PlGF is well known as a ligand of Flt-1 but not Flk-1; therefore, we performed the single culture of BMCs stimulated with PlGF. PlGF had a significant stimulatory effect on osteoclastogenesis like RANKL. PlGF-induced osteoclasts were smaller than RANKL-induced osteoclasts. Pit formation assay showed that PlGF-induced osteoclast resorbed dentin slice and made smaller pits comparing to those by RANKL-induced osteoclasts (Fig 3C). The use of VRI (p<0.01), Akt inhibitor (p<0.01) and ERK1/2 inhibitor (p<0.05) significantly inhibited the PlGF-induced osteoclastogenesis (Fig 3B). VRI and Akt inhibitor also significantly reduced the number of resorbing pits (S4 Fig). On the other hand, RANKL-neutralizing antibody had no effect on PlGF-induced osteoclastogenesis (Fig 3B and S4 Fig), indicating that PlGF directly induced osteoclast differentiation without RANKL production.
VEGF indirectly induces osteoclastogenesis by upregulating RANKL expression in OSCC cells via VEGF-Flt-1 signaling
Since we observed Flt-1 immunolocalization in preosteoclasts, osteoclasts and some OSCC cells (S3 Fig), we firstly aimed to clarify the role of VEGF-Flt-1 signaling in OSCC cells at the molecular level.

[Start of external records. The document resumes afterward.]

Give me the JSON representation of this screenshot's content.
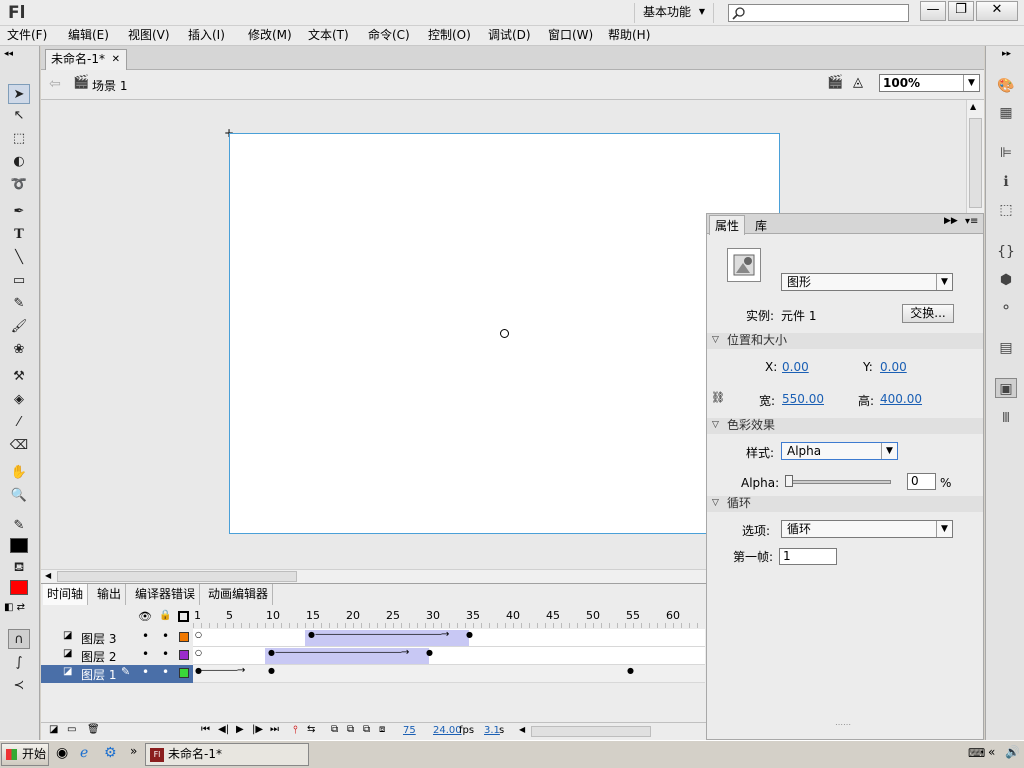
{
  "app": {
    "logo": "Fl",
    "workspace": "基本功能",
    "search_placeholder": ""
  },
  "menu": [
    "文件(F)",
    "编辑(E)",
    "视图(V)",
    "插入(I)",
    "修改(M)",
    "文本(T)",
    "命令(C)",
    "控制(O)",
    "调试(D)",
    "窗口(W)",
    "帮助(H)"
  ],
  "document": {
    "tab": "未命名-1*",
    "scene": "场景 1",
    "zoom": "100%"
  },
  "colors": {
    "stroke": "#000000",
    "fill": "#ff0000",
    "stage_border": "#4aa0d8",
    "tween_span": "#c8c8f4"
  },
  "timeline": {
    "tabs": [
      "时间轴",
      "输出",
      "编译器错误",
      "动画编辑器"
    ],
    "frame_numbers": [
      "1",
      "5",
      "10",
      "15",
      "20",
      "25",
      "30",
      "35",
      "40",
      "45",
      "50",
      "55",
      "60"
    ],
    "layers": [
      {
        "name": "图层 3",
        "color": "#f07800"
      },
      {
        "name": "图层 2",
        "color": "#9a2ccc"
      },
      {
        "name": "图层 1",
        "color": "#3ad838"
      }
    ],
    "current_frame": "75",
    "fps": "24.00",
    "fps_unit": "fps",
    "elapsed": "3.1",
    "elapsed_unit": "s"
  },
  "properties": {
    "tabs": [
      "属性",
      "库"
    ],
    "symbol_type": "图形",
    "instance_label": "实例:",
    "instance_value": "元件 1",
    "swap_button": "交换...",
    "pos_size_header": "位置和大小",
    "x_label": "X:",
    "x_value": "0.00",
    "y_label": "Y:",
    "y_value": "0.00",
    "w_label": "宽:",
    "w_value": "550.00",
    "h_label": "高:",
    "h_value": "400.00",
    "color_effect_header": "色彩效果",
    "style_label": "样式:",
    "style_value": "Alpha",
    "alpha_label": "Alpha:",
    "alpha_value": "0",
    "alpha_unit": "%",
    "loop_header": "循环",
    "option_label": "选项:",
    "option_value": "循环",
    "first_frame_label": "第一帧:",
    "first_frame_value": "1"
  },
  "taskbar": {
    "start": "开始",
    "task_item": "未命名-1*"
  }
}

Fig 4A shows the expression of VEGF and Flt-1 in 6 OSCC cell lines at various levels. HSC2 cells expressed a high level of VEGF and Flt-1 among the 6 OSCC cell lines. Therefore, we investigated the effect of VEGF-Flt-1 signaling on RANKL expression in HSC2 cells. VEGF-Flt-1 signaling activation by PlGF induced upregulation of RANKL expression in HSC2 cells (Fig 4C). Next, we clarified the signaling pathways involved in the PlGF-induced RANKL expression. PlGF activated phosphorylation of Akt and ERK1/2 in HSC2 cells (Fig 4B). To identify the intracellular signaling pathway mediating PlGF-induced RANKL expression, HSC2 cells were preincubated with Akt, ERK inhibitors or VRI for 30 minutes and then incubated with PlGF for 3 days. In addition to VRI, Akt and ERK inhibitors markedly downregulated PlGF-induced RANKL expression in HSC2 cells (Fig 4C).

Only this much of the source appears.